Le 10 mars 2019, un Boeing 737 MAX s’est écrasé six minutes seulement après son décollage d’Addis-Abeba, en Éthiopie. Les 157 personnes à bord ont péri, dont Max Thabiso Edkins, le jeune frère du réalisateur Teboho Edkins. Ce dernier et son père, le producteur de films Don Edkins, ont décidé de se rendre ensemble sur le site du crash afin de trouver un sens à leur deuil.
An Open Field
Afrique du Sud, 2025
De Teboho Edkins
Durée : 0h38
Sortie : –
Note : ![]()
HORS-CHAMP
« Le film que je ne voulais pas faire » : c’est ainsi que Teboho Edkins, né dans le Tennessee mais élevé en Afrique du Sud, présente son moyen métrage documentaire An Open Field. En 2019, Edkins a perdu son frère dans un accident d’avion qui a eu lieu en Éthiopie, et qui a fait 156 autres victimes. C’est une tragédie, un traumatisme, et le film s’ouvre sur les images d’après, aujourd’hui, sur les lieux du crash. Voilà qui semble très factuel et pourtant flou en même temps : les photos prises par Edkins, avec ce noir et blanc et ce gros grain, donnent l’impression d’un événement enfoui dans le passé. Tout, néanmoins, reste à fleur de peau, la larme à l’œil.

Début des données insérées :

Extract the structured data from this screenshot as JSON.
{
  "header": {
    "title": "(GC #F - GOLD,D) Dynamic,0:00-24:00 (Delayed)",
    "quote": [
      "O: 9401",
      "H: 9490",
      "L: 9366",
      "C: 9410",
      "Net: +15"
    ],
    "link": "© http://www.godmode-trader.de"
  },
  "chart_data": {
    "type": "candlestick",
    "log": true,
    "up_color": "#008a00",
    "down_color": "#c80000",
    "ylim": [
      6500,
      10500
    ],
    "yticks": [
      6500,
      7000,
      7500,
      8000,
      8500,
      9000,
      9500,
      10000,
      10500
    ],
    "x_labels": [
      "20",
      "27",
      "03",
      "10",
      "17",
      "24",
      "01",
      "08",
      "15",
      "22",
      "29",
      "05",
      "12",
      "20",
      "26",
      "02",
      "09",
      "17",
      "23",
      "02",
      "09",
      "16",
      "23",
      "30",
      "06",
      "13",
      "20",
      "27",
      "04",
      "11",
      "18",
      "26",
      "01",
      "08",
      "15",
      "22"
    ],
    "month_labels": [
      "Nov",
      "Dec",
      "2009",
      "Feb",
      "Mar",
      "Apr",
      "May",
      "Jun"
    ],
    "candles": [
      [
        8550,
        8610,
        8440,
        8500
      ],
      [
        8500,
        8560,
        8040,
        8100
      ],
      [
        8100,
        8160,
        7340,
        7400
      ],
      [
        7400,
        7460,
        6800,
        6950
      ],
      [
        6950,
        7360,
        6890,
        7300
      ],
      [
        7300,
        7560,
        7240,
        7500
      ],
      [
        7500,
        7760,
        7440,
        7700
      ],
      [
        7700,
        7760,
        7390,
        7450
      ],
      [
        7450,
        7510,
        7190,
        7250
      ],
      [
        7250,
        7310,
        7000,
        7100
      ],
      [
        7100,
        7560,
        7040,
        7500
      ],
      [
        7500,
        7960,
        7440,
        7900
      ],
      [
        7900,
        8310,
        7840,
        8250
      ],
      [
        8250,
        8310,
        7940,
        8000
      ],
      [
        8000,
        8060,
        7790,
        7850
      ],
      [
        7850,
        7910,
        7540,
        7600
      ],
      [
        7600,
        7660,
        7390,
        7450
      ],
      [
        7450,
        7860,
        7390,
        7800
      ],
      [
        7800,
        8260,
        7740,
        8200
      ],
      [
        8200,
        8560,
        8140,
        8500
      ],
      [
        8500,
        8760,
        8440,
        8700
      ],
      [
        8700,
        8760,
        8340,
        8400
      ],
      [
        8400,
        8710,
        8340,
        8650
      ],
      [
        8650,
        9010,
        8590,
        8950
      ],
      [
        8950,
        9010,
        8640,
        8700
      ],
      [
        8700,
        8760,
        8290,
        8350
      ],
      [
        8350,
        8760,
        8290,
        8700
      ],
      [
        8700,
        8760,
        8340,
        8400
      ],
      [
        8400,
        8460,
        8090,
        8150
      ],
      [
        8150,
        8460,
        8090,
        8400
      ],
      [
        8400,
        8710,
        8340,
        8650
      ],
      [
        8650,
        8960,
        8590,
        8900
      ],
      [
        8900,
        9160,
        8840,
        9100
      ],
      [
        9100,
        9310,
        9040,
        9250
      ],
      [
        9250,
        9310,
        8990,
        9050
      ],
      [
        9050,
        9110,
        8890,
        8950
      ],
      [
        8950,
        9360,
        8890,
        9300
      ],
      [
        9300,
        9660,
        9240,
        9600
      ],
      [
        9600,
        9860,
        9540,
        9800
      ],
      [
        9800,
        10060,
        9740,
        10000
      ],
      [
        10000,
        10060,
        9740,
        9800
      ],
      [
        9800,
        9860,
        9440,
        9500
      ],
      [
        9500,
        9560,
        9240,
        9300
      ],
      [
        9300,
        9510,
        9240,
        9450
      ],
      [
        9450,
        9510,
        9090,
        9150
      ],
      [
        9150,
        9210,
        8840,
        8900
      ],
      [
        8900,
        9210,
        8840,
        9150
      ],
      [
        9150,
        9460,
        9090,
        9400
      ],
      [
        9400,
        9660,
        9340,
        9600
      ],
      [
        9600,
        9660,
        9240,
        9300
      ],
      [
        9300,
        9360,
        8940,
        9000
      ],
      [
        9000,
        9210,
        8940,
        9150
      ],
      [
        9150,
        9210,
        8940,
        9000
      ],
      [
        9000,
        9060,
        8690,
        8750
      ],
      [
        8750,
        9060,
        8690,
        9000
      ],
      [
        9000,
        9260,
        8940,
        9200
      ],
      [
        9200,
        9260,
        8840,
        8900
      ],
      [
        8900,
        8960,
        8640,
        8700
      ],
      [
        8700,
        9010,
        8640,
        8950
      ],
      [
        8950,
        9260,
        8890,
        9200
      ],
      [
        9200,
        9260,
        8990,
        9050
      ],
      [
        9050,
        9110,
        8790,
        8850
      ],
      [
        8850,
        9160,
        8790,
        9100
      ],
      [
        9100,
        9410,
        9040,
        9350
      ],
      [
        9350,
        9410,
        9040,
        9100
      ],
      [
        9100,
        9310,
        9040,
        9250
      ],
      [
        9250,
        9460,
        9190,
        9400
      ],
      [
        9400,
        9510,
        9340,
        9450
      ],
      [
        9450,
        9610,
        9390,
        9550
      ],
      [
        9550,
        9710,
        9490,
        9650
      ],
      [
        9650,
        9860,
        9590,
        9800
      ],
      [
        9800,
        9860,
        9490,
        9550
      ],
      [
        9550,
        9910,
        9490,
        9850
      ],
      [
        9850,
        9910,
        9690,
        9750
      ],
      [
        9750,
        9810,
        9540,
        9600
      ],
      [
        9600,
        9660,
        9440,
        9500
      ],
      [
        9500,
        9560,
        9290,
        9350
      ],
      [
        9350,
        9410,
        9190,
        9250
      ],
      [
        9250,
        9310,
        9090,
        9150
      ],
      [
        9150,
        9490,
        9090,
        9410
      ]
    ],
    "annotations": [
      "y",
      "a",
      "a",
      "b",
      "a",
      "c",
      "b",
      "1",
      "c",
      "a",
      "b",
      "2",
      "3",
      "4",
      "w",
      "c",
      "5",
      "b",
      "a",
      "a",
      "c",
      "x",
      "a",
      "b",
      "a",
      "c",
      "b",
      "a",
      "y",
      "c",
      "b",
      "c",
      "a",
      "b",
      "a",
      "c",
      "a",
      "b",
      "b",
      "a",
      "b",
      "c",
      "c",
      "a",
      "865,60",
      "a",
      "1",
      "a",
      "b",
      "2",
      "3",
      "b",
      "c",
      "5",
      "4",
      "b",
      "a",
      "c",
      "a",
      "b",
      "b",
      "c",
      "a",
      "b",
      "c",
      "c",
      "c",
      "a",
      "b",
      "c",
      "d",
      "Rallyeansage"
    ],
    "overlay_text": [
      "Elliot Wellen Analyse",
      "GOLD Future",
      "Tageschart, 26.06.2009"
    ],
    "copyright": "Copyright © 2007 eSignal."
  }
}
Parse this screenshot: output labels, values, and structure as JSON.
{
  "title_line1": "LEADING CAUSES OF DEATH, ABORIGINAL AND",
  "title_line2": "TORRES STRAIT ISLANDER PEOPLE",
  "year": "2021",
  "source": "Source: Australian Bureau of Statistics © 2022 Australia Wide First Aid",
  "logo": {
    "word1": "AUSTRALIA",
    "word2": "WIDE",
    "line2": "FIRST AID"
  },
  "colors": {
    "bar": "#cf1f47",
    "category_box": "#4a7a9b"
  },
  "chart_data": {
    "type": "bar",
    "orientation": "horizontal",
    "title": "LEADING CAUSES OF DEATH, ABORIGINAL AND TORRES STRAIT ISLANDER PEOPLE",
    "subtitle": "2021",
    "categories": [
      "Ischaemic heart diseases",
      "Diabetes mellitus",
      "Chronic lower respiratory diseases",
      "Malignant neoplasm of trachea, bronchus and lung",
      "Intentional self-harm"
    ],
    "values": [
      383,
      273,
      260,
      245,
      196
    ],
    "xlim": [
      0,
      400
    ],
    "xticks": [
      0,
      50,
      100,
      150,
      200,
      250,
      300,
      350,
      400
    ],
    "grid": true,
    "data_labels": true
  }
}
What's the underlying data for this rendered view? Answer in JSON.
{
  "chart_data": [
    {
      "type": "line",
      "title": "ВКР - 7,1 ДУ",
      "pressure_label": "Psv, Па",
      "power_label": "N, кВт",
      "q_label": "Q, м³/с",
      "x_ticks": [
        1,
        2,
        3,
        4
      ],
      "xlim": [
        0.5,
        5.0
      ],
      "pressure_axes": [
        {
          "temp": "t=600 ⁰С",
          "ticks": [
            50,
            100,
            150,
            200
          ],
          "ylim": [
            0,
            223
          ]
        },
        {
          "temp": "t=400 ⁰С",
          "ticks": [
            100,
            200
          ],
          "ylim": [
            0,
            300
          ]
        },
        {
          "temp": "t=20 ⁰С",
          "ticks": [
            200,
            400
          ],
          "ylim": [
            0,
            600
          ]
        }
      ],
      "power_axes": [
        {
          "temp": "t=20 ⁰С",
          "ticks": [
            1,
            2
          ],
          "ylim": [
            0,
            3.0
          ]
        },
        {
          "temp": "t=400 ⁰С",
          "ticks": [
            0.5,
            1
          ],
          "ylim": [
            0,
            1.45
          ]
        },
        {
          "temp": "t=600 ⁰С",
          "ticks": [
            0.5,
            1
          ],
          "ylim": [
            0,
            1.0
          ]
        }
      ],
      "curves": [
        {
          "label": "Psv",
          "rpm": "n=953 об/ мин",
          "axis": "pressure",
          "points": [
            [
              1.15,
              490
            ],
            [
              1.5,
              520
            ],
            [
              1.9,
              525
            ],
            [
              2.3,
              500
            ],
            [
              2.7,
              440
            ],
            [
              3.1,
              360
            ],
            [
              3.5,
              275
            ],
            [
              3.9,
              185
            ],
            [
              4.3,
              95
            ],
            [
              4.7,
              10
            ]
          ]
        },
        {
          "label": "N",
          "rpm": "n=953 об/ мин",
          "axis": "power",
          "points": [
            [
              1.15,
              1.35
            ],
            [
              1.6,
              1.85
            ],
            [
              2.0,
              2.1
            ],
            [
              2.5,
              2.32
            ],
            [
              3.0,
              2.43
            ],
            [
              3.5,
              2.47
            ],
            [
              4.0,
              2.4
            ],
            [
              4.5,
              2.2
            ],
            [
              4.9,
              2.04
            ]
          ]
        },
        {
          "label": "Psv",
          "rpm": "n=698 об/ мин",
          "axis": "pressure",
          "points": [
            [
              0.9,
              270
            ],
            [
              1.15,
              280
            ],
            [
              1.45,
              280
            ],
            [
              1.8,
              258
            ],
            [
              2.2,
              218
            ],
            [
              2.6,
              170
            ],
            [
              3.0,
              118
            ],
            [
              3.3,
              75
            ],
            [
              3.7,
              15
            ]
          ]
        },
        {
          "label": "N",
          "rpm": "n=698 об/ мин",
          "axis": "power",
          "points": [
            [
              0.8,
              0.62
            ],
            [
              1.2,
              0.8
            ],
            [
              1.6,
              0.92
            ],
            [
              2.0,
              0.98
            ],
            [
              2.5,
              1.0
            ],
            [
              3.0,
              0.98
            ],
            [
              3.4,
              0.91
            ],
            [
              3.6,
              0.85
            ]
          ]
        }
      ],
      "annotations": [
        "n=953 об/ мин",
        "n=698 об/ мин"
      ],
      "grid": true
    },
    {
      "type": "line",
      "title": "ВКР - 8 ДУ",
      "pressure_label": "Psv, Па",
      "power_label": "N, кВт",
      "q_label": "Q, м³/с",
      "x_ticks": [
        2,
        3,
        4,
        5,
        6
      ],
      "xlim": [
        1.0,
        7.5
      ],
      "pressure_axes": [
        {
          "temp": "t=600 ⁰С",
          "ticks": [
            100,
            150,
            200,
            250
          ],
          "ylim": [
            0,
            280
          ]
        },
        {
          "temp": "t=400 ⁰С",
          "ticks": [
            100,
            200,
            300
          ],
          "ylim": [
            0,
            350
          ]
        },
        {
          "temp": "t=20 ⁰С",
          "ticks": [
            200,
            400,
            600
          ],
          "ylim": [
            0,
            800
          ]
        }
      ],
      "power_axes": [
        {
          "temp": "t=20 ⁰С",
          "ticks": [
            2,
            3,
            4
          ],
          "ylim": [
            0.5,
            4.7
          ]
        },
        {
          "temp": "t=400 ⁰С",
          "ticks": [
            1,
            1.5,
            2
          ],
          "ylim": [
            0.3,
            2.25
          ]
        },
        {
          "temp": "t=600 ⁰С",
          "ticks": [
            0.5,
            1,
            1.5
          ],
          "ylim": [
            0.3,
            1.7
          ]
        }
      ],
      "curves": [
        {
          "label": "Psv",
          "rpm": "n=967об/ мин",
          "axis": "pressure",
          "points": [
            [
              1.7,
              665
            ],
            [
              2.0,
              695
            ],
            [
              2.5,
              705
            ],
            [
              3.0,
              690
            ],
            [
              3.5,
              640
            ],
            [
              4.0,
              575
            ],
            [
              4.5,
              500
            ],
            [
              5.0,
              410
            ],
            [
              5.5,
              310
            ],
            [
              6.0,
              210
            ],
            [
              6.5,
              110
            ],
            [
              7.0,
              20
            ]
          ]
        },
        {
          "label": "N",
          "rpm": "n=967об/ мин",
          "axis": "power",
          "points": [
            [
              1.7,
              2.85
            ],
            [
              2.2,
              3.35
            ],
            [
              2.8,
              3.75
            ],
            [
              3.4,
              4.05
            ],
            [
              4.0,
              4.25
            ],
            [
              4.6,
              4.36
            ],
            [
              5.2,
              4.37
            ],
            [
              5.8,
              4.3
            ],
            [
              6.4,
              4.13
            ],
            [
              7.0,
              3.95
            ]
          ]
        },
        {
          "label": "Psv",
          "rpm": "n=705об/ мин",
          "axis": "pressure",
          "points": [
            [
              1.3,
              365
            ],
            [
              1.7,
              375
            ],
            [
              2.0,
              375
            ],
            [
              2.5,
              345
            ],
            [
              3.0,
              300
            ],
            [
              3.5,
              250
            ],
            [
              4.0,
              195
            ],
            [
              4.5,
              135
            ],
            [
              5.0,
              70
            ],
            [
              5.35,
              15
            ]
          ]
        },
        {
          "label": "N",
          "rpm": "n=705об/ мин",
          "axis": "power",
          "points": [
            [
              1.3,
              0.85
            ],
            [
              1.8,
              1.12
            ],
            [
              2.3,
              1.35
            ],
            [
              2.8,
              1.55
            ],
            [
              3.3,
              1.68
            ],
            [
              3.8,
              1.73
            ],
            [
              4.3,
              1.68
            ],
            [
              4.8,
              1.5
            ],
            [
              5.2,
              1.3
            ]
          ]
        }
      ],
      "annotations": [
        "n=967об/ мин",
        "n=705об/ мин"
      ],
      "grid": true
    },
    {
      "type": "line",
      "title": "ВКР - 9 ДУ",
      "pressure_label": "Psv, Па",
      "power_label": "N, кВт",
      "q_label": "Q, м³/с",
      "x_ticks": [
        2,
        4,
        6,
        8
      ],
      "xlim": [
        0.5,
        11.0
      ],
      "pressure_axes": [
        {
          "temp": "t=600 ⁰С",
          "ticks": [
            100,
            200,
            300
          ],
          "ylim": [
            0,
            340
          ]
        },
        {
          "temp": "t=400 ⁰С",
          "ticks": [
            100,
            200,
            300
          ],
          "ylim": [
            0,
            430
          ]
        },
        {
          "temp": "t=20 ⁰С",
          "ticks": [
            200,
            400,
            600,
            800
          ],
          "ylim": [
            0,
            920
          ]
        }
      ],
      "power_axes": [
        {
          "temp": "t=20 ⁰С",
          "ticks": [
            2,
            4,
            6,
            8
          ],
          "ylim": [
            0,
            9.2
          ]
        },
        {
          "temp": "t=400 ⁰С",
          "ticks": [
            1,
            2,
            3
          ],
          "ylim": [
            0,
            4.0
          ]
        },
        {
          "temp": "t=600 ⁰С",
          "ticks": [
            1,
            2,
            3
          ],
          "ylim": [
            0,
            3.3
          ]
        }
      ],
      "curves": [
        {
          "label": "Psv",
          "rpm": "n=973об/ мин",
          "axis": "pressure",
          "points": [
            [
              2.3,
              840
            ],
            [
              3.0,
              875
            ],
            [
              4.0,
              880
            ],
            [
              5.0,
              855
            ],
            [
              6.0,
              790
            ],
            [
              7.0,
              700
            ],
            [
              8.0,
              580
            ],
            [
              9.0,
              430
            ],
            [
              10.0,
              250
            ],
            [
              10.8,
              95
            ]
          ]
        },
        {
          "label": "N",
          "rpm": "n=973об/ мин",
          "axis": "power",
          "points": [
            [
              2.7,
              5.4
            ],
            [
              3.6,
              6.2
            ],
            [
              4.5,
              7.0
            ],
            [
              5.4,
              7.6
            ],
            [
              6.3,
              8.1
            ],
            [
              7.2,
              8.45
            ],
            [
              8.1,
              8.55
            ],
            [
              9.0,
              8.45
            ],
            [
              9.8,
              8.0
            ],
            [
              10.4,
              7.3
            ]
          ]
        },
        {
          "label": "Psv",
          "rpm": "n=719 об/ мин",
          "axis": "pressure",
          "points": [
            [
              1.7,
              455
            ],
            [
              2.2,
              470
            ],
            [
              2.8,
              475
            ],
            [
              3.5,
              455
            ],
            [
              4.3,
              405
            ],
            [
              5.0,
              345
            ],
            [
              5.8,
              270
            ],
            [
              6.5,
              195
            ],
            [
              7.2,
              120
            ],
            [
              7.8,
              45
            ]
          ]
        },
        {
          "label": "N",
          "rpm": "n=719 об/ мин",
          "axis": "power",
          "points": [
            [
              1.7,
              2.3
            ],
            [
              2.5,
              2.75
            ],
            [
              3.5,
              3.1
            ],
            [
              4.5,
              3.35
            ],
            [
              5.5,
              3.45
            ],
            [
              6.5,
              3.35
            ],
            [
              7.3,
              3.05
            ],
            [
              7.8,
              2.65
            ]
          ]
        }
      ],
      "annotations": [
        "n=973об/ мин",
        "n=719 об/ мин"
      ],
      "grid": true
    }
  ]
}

Teboho Edkins et son père sont accueillis par une communauté dont les membres sont, malgré elleux, devenu.es gardiennes et gardiens de ce cimetière. « Cela revient dans mes cauchemars », dit une habitante. Sur place, il reste des débris, difficile désormais de savoir s’ils viennent de l’accident ou d’ailleurs. Une plaque commémorative est posée là, entourée de rien. Le film laisse une place au silence et au bruit du vent. La caméra scrute le sol en gros plans. Comment trouver la consolation ? Pas par les responsables de l’accident en tout cas : le manque de transparence de Boeing est pointé, dans un système cynique où l’humanité n’a guère de valeur et où l’argent est le seul langage. Pendant ce temps, une musique guillerette accompagne une publicité pour Boeing à la télévision.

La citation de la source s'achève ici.